Dec. 26 (Bloomberg) -- Corn futures headed for the biggest drop in almost two weeks on concern that China may reject more U.S. shipments with a genetically modified variety. Soybeans and wheat dropped.
China ordered wider inspections of imports of animal-feed ingredients made from corn to ensure they don’t contain an unapproved modified variety, two people with knowledge of the matter said. The U.S., the world’s top grower, is projected to produce a record crop this year.
"The Chinese issue is a bit bearish, at least in the near term," Greg Grow, the director of agribusiness at Archer Financial Services Inc. in Chicago, said in a telephone interview. "Lack of clarity adds to the continued bearish environment of larger supplies."

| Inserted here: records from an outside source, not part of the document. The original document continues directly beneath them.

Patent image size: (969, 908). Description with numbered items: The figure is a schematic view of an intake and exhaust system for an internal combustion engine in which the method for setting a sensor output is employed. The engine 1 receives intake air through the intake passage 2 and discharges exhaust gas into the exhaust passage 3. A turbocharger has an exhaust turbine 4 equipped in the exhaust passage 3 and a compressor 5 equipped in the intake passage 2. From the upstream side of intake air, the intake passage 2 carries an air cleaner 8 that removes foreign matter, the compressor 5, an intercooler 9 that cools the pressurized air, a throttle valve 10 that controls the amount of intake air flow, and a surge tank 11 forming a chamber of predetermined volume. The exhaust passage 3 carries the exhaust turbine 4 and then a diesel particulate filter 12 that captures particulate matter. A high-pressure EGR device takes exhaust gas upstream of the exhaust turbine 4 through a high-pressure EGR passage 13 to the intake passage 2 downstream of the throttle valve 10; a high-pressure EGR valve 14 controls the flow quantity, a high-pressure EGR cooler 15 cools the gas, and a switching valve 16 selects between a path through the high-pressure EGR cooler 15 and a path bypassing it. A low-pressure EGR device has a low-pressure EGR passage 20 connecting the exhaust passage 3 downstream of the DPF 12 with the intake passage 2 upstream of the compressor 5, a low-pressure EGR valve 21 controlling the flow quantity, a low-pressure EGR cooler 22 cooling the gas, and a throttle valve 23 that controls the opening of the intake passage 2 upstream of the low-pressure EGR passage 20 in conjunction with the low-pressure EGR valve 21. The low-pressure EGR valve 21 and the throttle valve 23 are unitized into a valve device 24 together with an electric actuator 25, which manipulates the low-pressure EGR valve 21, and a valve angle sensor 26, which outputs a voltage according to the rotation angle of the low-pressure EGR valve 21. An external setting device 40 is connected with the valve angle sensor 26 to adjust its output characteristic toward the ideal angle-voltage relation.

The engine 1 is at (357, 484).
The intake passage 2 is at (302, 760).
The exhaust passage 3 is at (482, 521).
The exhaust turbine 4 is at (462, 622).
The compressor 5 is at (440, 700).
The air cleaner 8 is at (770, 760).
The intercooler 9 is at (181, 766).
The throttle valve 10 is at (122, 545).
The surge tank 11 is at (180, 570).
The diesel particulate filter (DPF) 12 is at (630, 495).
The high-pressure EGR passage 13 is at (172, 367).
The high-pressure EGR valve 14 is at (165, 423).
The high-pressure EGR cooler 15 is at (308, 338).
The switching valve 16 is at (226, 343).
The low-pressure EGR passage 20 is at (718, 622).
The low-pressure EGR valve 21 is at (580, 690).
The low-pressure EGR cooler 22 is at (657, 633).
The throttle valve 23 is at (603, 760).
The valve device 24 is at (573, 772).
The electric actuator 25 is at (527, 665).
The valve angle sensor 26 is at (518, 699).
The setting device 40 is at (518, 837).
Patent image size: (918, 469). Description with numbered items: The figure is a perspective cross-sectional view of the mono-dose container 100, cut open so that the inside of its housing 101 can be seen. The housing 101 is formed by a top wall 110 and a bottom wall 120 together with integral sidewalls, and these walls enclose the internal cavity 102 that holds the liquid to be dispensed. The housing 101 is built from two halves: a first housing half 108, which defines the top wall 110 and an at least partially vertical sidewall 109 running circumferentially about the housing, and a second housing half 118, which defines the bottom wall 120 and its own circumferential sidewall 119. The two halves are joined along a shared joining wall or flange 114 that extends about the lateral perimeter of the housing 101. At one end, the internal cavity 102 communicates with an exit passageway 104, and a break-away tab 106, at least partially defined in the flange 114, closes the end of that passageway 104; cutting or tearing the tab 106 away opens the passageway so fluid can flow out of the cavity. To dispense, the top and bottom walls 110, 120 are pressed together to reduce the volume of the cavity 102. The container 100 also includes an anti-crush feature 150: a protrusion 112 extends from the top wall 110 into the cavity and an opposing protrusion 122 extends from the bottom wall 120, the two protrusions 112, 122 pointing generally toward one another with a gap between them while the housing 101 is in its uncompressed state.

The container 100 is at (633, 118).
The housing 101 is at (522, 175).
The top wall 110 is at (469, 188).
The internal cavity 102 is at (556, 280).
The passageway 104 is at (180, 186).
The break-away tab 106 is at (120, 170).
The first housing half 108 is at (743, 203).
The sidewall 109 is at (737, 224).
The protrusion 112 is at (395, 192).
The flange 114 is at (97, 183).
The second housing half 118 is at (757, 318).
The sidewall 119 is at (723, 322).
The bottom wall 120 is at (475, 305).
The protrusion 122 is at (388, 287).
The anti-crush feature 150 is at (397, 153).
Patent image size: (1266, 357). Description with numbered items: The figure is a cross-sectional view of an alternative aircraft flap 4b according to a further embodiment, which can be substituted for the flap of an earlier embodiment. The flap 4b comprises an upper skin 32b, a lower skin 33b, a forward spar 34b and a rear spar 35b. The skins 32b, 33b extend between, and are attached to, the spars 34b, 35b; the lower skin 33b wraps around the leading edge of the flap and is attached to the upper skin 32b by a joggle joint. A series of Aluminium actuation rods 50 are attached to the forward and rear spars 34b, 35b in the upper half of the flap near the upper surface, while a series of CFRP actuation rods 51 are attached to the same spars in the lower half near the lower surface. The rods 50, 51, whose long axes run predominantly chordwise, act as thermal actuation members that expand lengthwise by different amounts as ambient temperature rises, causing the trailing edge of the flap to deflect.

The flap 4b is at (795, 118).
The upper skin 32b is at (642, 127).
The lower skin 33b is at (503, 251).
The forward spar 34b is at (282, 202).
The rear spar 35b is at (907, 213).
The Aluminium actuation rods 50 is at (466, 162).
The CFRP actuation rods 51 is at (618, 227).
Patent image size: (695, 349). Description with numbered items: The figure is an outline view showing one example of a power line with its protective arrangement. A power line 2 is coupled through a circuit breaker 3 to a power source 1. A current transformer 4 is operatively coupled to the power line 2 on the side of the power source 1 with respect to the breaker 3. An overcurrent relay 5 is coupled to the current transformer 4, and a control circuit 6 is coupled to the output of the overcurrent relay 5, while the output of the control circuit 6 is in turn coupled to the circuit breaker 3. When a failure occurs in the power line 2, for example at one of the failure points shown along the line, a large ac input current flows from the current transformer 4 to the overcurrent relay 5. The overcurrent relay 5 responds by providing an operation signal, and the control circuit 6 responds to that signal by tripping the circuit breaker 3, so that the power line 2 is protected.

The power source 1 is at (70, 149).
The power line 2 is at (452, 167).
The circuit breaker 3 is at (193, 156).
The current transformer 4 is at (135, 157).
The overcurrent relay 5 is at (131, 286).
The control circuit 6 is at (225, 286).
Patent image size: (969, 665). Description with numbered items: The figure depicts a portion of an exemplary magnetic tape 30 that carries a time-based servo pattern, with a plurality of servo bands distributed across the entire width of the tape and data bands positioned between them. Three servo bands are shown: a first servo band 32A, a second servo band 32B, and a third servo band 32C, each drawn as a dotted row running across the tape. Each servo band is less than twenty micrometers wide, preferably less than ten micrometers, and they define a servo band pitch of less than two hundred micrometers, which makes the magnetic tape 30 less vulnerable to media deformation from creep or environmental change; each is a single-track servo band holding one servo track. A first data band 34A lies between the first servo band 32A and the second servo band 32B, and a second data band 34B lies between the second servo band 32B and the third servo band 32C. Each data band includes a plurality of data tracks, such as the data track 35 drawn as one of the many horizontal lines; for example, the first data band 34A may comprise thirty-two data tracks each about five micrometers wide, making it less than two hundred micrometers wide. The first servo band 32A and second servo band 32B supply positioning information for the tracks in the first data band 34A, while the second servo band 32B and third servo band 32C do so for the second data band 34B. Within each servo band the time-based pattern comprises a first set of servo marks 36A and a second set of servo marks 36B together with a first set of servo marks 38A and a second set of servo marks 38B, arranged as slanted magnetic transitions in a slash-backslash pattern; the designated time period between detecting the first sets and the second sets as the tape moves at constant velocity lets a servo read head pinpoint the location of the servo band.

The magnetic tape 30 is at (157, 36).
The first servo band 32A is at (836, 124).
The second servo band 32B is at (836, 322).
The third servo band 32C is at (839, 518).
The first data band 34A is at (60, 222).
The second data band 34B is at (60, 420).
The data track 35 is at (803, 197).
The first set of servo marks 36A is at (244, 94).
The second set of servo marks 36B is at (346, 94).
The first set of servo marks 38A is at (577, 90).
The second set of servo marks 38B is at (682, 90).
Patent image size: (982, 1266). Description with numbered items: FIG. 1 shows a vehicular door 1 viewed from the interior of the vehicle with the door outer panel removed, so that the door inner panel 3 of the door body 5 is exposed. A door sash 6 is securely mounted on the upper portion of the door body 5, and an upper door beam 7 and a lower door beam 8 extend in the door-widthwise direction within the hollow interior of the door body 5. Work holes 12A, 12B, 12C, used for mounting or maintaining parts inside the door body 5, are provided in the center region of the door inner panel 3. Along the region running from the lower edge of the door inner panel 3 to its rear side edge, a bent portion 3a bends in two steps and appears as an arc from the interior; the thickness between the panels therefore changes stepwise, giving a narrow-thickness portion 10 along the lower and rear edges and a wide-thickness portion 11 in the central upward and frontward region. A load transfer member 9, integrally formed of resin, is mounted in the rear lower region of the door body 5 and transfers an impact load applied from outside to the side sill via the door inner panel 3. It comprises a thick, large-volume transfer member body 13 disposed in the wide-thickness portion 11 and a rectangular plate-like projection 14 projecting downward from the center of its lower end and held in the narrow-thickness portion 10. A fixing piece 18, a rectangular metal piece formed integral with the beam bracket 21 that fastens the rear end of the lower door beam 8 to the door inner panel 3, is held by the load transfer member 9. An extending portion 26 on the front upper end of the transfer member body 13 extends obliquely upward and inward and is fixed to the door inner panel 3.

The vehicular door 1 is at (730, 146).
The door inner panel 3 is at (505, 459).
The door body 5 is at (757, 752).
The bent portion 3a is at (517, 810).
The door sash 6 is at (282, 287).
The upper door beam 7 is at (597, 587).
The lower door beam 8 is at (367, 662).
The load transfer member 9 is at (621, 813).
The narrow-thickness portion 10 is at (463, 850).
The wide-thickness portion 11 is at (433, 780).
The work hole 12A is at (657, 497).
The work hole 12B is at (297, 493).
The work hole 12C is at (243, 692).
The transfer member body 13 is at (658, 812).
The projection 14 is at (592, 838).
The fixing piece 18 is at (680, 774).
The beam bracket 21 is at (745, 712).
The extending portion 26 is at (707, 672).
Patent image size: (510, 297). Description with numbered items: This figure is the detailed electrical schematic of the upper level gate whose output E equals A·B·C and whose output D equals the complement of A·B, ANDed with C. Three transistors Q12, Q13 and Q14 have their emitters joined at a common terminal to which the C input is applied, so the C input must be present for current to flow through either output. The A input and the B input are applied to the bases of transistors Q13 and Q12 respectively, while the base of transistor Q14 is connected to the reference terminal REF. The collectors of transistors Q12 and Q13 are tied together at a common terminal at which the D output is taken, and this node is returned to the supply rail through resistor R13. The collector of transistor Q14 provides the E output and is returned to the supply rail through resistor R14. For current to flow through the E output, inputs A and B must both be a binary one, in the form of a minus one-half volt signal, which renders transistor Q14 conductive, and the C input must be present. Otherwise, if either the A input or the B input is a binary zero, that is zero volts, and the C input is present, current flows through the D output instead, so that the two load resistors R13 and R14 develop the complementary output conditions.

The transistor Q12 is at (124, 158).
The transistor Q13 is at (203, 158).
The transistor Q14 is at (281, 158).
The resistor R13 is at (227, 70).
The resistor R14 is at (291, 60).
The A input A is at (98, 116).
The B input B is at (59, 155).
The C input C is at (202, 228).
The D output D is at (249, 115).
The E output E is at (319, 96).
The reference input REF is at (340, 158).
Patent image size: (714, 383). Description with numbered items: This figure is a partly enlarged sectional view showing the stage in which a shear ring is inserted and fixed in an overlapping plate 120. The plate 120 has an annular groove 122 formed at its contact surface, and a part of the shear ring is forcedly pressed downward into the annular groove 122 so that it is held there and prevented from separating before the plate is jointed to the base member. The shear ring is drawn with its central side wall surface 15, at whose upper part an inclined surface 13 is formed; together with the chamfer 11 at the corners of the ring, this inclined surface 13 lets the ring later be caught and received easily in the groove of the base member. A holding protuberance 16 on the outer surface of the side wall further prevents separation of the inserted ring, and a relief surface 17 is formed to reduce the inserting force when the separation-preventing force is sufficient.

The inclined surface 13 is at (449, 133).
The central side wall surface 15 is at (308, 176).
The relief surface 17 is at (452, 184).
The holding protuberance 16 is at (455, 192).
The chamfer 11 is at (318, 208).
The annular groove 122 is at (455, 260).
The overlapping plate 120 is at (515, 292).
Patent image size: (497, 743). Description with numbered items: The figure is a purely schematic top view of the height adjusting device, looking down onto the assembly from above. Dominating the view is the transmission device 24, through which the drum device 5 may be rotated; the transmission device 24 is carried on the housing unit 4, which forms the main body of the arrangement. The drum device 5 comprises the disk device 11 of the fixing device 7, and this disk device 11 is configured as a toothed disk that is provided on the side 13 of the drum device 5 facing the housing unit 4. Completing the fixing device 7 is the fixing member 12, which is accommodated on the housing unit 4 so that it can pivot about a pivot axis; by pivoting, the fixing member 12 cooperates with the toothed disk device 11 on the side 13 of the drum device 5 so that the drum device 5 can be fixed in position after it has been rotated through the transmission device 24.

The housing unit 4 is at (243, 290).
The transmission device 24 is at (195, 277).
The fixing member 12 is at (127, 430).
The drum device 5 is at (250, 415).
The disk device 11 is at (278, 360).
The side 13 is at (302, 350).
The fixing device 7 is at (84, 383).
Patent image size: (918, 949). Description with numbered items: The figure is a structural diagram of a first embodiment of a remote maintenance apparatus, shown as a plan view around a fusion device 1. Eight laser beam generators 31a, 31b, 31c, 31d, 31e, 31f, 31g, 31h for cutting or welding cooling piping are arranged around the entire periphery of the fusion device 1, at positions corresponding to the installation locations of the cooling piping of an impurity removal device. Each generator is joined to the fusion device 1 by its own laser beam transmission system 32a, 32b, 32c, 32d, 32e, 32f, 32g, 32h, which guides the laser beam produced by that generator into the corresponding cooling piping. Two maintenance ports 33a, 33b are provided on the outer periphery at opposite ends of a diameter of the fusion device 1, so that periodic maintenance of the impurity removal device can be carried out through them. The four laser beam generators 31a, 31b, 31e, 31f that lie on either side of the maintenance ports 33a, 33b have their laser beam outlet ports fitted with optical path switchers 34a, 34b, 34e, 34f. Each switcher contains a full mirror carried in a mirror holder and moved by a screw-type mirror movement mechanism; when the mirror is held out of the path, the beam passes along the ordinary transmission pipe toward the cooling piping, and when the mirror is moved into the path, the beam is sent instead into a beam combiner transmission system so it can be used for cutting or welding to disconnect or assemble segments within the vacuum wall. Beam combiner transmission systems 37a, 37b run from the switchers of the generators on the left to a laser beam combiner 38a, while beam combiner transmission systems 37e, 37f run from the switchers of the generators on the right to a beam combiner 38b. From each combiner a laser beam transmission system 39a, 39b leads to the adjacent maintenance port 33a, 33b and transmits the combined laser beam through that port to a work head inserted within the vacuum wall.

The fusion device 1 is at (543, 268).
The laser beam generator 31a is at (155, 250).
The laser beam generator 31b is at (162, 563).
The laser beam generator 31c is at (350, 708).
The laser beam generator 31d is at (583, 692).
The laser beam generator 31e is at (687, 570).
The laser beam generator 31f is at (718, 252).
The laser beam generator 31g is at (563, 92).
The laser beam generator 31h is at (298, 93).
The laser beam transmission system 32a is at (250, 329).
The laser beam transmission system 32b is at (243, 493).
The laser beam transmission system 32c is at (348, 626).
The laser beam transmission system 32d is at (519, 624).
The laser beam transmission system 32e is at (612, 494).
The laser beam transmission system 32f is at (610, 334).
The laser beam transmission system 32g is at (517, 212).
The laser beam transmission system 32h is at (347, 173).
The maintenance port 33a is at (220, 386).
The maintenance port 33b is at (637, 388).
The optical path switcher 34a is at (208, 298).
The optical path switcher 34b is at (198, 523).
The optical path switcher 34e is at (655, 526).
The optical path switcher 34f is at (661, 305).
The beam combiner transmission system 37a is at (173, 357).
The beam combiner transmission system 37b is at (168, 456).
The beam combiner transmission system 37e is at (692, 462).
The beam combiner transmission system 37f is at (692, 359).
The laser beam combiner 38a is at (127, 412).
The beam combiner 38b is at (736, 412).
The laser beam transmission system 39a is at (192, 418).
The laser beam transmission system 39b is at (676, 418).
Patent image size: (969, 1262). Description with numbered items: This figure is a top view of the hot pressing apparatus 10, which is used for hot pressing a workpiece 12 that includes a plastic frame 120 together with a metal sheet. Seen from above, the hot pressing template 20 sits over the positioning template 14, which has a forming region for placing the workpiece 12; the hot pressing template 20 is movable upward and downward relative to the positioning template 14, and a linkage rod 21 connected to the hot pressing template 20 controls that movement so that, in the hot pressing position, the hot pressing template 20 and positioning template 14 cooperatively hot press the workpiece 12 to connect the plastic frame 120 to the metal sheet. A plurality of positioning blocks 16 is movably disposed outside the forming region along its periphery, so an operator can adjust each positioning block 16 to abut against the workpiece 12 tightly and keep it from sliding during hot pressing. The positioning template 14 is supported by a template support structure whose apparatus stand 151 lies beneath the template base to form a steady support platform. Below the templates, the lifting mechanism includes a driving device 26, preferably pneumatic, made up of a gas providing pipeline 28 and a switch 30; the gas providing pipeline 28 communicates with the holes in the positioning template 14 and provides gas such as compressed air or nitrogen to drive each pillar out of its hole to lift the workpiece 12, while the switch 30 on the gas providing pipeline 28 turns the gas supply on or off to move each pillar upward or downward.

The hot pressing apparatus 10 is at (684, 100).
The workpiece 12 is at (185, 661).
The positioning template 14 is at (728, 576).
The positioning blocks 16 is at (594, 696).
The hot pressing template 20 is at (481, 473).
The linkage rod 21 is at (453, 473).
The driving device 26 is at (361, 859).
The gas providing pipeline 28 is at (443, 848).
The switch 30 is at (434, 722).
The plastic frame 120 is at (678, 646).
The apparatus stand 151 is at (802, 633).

Corn futures for March delivery fell 1.4 percent to $4.285 a bushel at 10:29 a.m. on the Chicago Board of Trade. A close at that price would mark the biggest drop for a most-active contract since Dec. 13. Through Dec. 24, the grain plunged 38 percent this year.
The General Administration of Quality Supervision, Inspection and Quarantine in Beijing said in a statement last week that as of Dec. 19, 12 regular shipments from the U.S. totaling 545,000 metric tons were rejected.
Precipitation in the next 10 days will provide "much- needed" moisture to corn crops in South America, Commodity Weather Group LLC in Bethesda, Maryland, said in a report. This year, Brazil was the top exporter, followed by Argentina and the U.S., according to U.S. government estimates.
"Looming large production out of South America remains a bearish factor," Grow of Archer Financial said.
Soybean futures for March delivery dropped 0.6 percent to $13.1475 a bushel. Earlier, the price touched $13.1175, the lowest since Dec. 19.
Wheat futures for March delivery fell 0.7 percent to $6.0175 a bushel. This month, the price has tumbled 10 percent, heading for the biggest slump since September 2011.